Unlike many who find autumn a time for change, it was always a source of comfortable familiarity for me. Its colors were solid and inviting, and its days chilly and endearing. It is my favorite season, the more eloquent transition into the dreary winter, so maybe this is why I am so drawn to Library Tapes’s
Höstluft. Even in the album’s cover art I was touched, the gentle hue of a warm, orange, encompassing glow that shakes and blankets a withering tree and lamppost. With this thought going in, it’s no surprise that on the band’s third release, having become a solo act consisting of David Wenngren, it takes lo-fi shoegazing and lone piano and turns it into repose for loneliness, altering the story but never the mood.
Indeed, in
Höstluft’s case, the album does not vary from its routine melody. It is a classical piano, played with truthful precision that never opts for grandeur but remains beautiful all the same. The real meat of
Höstluft comes from the production engulfing it, a vinyl record transposed into the classical roots, the imperfect marks of the needle scratching and popping scarring the delicate face of Library Tapes’s melodies. The collective grating and grinding of trains in a station breaks the barrier between Library Tapes’ musical longing and the title ‘Distans,’ while ‘Mörker Genom Tomrum’ blindly, quietly seethes in suppressed emotion, hauntingly deconstructed by the prominent zips and crackles of vinyl. The gentle wash of rain on windowpanes sends ‘Noslipós’ into a wet lullaby, nostalgic in its storytelling exterior. The overarching theme, one that makes itself known in every nook and cranny of
Höstluft, is its defining age, a lost recording found neatly packed away in the corner of a basement.

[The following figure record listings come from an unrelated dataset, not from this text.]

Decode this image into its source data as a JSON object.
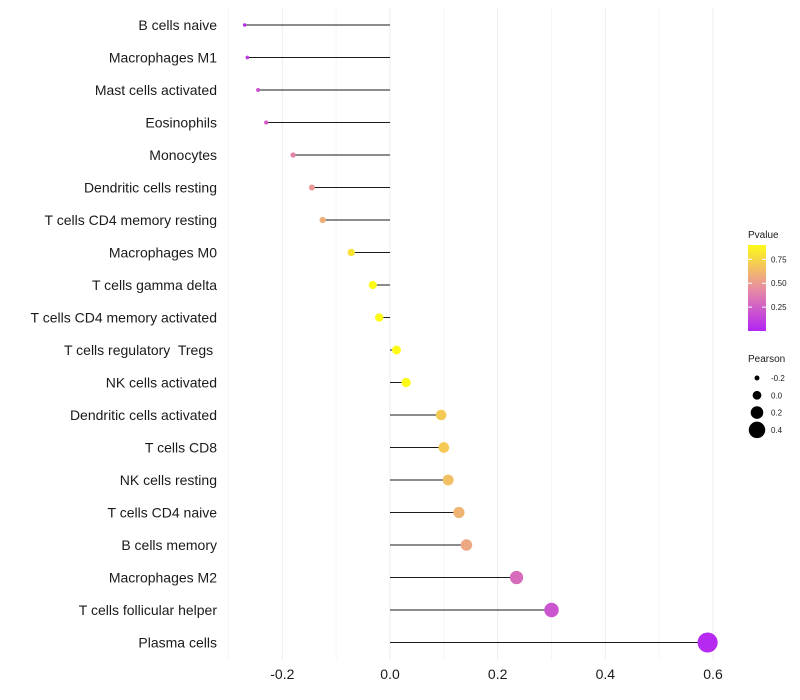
{
  "chart_data": {
    "type": "lollipop",
    "categories": [
      "B cells naive",
      "Macrophages M1",
      "Mast cells activated",
      "Eosinophils",
      "Monocytes",
      "Dendritic cells resting",
      "T cells CD4 memory resting",
      "Macrophages M0",
      "T cells gamma delta",
      "T cells CD4 memory activated",
      "T cells regulatory  Tregs ",
      "NK cells activated",
      "Dendritic cells activated",
      "T cells CD8",
      "NK cells resting",
      "T cells CD4 naive",
      "B cells memory",
      "Macrophages M2",
      "T cells follicular helper",
      "Plasma cells"
    ],
    "pearson": [
      -0.27,
      -0.265,
      -0.245,
      -0.23,
      -0.18,
      -0.145,
      -0.125,
      -0.072,
      -0.032,
      -0.02,
      0.012,
      0.03,
      0.095,
      0.1,
      0.108,
      0.128,
      0.142,
      0.235,
      0.3,
      0.59
    ],
    "pvalue": [
      0.05,
      0.1,
      0.2,
      0.25,
      0.4,
      0.48,
      0.58,
      0.8,
      0.92,
      0.95,
      0.95,
      0.9,
      0.7,
      0.7,
      0.65,
      0.6,
      0.55,
      0.3,
      0.2,
      0.02
    ],
    "xlim": [
      -0.3,
      0.62
    ],
    "xticks": [
      -0.2,
      0.0,
      0.2,
      0.4,
      0.6
    ],
    "xtick_labels": [
      "-0.2",
      "0.0",
      "0.2",
      "0.4",
      "0.6"
    ],
    "xlabel": "",
    "ylabel": "",
    "color_legend": {
      "title": "Pvalue",
      "range": [
        0.0,
        0.9
      ],
      "ticks": [
        0.25,
        0.5,
        0.75
      ],
      "tick_labels": [
        "0.25",
        "0.50",
        "0.75"
      ],
      "colors": [
        "#b324f5",
        "#e88fa0",
        "#fefa18"
      ]
    },
    "size_legend": {
      "title": "Pearson",
      "values": [
        -0.2,
        0.0,
        0.2,
        0.4
      ],
      "labels": [
        "-0.2",
        "0.0",
        "0.2",
        "0.4"
      ]
    },
    "grid": true
  }
}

There’s the story within the album then, its timelessness that weaves into
Höstluft, a song record in the loosest of terms. By choosing not to rely on climaxes or varying sections,
Höstluft just segues into itself like it might never end until, of course, the final blip fades away. Certain tracks stand out (the fitfully arranged title track, brought in by birds before cutting away to a tapping keyboard, or the cool and collected ‘Mellan Ljud Och Text’ that cackles like an inevitable breakdown), but most, if not all of
Höstluft relies on its emotion to compensate for its unwavering variety. It works for the right reasons (the thoughtful decision to keep no song longer than at least five minutes makes it so
Höstluft is never a straining listen; its unpolished production gives the album an organic, living, bleeding pulse), and it doesn’t work where it’s most obvious. It is indeed a good record, but it never makes itself anything other than just that. By constraining its sound and isolating emotion, Library Tapes has made a compelling album, if not an arresting one.